O principal motivo de questionamento deste entendimento é o fato de a LPI não estabelecer limite temporal para a reivindicação do direito de precedência ao registro de uma marca, tampouco condicionar a possibilidade de reconhecimento do referido direito a pleitos realizados em determinada etapa da instância administrativa.

Assim, diante da inexistência de limitação expressa em lei, defende-se que o interessado deve poder reivindicar o direito de precedência a qualquer tempo até esgotar a via administrativa perante o INPI ou, ainda, em sede de ação judicial de nulidade de registro perante o Poder Judiciário.

Além disso, em termos práticos, argumenta-se que não seria razoável exigir que o direito de precedência fosse exercido em um espaço temporal tão curto. Afinal, é muito improvável que o usuário de uma marca que ainda não pleiteou o seu registro ao INPI monitore semanalmente as publicações da Revista de Propriedade Industrial para tomar ciência de pedidos de registro depositados por terceiros e apresentar oposição no prazo de 60 (sessenta) dias.

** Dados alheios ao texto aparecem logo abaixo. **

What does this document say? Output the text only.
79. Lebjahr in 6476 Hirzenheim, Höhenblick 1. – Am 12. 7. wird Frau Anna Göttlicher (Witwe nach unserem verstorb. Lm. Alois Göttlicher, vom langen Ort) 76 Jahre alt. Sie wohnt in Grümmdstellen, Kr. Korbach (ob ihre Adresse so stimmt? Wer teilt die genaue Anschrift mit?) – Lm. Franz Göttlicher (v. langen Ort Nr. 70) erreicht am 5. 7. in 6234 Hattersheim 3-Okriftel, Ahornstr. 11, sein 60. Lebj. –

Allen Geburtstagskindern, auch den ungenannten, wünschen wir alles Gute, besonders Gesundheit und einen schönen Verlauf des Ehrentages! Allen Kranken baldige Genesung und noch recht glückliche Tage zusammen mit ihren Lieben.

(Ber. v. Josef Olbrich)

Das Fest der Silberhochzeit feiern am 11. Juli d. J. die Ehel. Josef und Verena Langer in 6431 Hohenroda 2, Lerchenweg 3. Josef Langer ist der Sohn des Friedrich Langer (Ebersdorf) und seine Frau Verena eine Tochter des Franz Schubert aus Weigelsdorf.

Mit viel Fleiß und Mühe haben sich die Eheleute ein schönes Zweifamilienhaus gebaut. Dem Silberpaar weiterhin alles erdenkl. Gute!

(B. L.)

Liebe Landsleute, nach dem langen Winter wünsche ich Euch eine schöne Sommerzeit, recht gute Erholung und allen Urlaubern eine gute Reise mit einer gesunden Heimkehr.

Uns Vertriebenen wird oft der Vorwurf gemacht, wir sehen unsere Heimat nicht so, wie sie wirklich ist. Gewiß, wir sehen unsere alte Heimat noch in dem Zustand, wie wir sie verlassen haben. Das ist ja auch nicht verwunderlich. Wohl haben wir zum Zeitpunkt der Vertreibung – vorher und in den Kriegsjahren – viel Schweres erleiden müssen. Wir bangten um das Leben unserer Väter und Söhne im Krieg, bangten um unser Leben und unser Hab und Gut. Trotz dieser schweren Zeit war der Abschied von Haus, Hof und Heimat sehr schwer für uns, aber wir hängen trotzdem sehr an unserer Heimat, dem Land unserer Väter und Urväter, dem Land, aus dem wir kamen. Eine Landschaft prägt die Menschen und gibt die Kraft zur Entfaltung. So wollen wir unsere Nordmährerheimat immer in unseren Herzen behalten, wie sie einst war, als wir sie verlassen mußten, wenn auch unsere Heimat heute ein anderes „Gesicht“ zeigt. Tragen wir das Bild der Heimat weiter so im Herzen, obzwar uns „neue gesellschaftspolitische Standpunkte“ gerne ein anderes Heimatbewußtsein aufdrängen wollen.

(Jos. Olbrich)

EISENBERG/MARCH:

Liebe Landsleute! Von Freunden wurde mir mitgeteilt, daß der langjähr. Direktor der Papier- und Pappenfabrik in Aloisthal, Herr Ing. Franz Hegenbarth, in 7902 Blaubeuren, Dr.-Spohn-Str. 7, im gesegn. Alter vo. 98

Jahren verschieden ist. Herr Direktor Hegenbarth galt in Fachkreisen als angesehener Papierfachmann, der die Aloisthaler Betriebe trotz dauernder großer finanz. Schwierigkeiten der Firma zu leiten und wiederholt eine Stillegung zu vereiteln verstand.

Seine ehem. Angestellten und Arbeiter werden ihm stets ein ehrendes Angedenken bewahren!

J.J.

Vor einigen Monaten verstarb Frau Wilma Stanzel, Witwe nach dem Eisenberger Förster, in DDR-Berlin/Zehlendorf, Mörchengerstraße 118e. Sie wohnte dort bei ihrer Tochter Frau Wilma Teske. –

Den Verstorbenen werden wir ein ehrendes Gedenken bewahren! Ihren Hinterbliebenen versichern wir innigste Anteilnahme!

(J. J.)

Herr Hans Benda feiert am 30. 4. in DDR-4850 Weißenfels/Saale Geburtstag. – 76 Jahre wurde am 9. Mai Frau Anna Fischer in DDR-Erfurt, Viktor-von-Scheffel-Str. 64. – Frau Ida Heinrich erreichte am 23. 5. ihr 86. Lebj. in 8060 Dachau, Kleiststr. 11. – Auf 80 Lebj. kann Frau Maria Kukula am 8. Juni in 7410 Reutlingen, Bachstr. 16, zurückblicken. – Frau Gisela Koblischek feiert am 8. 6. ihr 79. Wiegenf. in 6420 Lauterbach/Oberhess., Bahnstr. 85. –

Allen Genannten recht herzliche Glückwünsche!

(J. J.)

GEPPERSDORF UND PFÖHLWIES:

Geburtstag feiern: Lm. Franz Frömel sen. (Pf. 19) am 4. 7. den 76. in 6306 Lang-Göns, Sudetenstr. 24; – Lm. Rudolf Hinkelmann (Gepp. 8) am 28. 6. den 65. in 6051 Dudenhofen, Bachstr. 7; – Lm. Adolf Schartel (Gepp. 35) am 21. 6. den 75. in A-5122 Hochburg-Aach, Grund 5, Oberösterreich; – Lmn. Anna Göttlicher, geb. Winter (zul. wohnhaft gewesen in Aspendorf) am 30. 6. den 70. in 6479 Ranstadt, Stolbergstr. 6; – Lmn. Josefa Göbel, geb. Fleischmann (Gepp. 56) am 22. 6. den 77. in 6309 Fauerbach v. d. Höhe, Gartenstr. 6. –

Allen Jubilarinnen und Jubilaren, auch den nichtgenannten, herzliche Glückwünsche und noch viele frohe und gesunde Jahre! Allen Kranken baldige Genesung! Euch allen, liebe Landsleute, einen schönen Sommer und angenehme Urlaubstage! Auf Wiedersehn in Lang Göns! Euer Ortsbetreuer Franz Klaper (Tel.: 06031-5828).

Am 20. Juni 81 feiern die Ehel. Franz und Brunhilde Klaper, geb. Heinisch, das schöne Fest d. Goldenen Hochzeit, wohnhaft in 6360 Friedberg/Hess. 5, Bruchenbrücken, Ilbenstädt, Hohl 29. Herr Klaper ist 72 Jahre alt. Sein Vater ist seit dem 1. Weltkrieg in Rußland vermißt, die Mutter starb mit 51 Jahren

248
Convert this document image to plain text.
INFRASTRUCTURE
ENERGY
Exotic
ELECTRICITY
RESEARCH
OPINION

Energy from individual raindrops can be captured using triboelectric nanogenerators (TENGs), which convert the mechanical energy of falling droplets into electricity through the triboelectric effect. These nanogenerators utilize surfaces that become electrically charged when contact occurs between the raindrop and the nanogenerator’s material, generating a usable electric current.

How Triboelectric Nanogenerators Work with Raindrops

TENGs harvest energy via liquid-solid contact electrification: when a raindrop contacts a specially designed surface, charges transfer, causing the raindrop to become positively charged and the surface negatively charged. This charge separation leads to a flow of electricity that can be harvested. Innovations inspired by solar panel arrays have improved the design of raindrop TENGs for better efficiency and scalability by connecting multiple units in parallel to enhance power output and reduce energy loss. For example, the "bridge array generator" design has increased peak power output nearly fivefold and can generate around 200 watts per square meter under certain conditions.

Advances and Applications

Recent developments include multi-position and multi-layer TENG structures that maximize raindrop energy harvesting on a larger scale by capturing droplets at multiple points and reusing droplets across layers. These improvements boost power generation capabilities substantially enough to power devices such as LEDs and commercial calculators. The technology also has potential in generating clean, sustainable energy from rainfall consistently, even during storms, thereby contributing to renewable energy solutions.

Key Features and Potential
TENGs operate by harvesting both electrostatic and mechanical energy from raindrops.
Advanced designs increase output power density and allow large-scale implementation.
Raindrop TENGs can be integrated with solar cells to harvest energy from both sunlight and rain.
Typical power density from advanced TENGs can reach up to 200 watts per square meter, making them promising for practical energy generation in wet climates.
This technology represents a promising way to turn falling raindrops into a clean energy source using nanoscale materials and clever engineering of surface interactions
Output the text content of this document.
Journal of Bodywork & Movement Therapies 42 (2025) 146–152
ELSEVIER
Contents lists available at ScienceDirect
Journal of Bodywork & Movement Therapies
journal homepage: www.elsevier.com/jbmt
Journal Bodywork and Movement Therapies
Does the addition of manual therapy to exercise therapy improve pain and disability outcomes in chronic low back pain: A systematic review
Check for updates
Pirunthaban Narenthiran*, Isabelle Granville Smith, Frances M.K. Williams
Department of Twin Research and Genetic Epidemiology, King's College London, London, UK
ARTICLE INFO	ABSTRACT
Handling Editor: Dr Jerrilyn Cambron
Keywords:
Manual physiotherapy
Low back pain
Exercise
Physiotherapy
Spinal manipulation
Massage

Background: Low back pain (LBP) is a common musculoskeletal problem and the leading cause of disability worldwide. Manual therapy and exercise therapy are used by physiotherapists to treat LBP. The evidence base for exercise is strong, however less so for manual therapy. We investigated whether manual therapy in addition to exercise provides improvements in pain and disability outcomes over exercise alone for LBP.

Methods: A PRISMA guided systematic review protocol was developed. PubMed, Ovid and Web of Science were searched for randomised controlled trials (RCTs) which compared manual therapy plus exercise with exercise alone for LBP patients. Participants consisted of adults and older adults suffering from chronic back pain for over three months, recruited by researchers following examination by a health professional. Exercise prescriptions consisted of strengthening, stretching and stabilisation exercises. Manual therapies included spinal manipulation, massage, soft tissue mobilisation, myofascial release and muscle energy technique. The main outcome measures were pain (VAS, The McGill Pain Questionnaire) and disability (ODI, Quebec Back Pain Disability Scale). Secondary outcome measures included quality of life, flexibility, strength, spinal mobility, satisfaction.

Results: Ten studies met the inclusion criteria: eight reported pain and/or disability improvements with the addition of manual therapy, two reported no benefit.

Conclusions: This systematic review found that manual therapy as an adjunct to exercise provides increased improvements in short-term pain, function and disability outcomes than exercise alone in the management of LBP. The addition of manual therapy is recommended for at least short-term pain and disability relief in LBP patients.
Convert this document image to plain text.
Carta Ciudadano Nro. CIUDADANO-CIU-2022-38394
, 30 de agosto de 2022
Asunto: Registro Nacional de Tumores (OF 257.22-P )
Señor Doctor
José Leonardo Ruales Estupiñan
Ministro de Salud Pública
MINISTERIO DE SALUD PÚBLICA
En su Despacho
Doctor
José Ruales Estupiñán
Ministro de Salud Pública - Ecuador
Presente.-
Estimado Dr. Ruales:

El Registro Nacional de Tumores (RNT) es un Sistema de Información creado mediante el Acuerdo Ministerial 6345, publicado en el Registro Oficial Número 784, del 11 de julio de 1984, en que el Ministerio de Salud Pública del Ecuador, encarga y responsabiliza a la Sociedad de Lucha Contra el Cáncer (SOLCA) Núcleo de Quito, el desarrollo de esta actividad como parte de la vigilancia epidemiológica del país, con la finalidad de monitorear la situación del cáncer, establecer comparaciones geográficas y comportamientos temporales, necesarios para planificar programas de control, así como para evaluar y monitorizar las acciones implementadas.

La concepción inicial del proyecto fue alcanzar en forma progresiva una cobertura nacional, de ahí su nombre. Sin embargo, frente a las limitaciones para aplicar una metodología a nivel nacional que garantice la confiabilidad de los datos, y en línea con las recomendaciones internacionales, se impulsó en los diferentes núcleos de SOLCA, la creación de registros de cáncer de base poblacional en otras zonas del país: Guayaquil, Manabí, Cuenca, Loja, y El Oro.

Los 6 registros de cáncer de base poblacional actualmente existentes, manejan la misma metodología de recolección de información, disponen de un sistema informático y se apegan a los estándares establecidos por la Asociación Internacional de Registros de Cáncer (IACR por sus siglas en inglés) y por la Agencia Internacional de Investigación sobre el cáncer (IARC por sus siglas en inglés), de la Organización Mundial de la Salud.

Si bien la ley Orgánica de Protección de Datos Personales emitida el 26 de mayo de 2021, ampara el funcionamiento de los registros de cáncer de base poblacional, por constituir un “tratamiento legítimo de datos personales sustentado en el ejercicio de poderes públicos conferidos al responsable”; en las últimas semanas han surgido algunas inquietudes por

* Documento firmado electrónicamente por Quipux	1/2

Em grande parte dos casos, o usuário anterior só toma ciência da existência do pedido de registro de terceiro após a expiração do prazo de oposição. 

Ao longo dos anos, o entendimento jurisprudencial sobre a matéria foi se distanciando daquele adotado pelo INPI, até que, em 2016, o STJ consolidou entendimento no sentido de admitir a possibilidade de reconhecimento do direito de precedência a qualquer tempo, mesmo após a concessão do registro da marca pelo INPI, seja pela via administrativa ou judicial2.

A referida mudança da posição institucional do INPI sobre o momento de arguição do direito de precedência ao registro de uma marca está em linha com a jurisprudência do STJ sobre o assunto e é benéfica ao usuário anterior de boa-fé, por ampliar o tempo e as vias pelas quais ele pode reivindicar o referido direito para proteger a sua marca.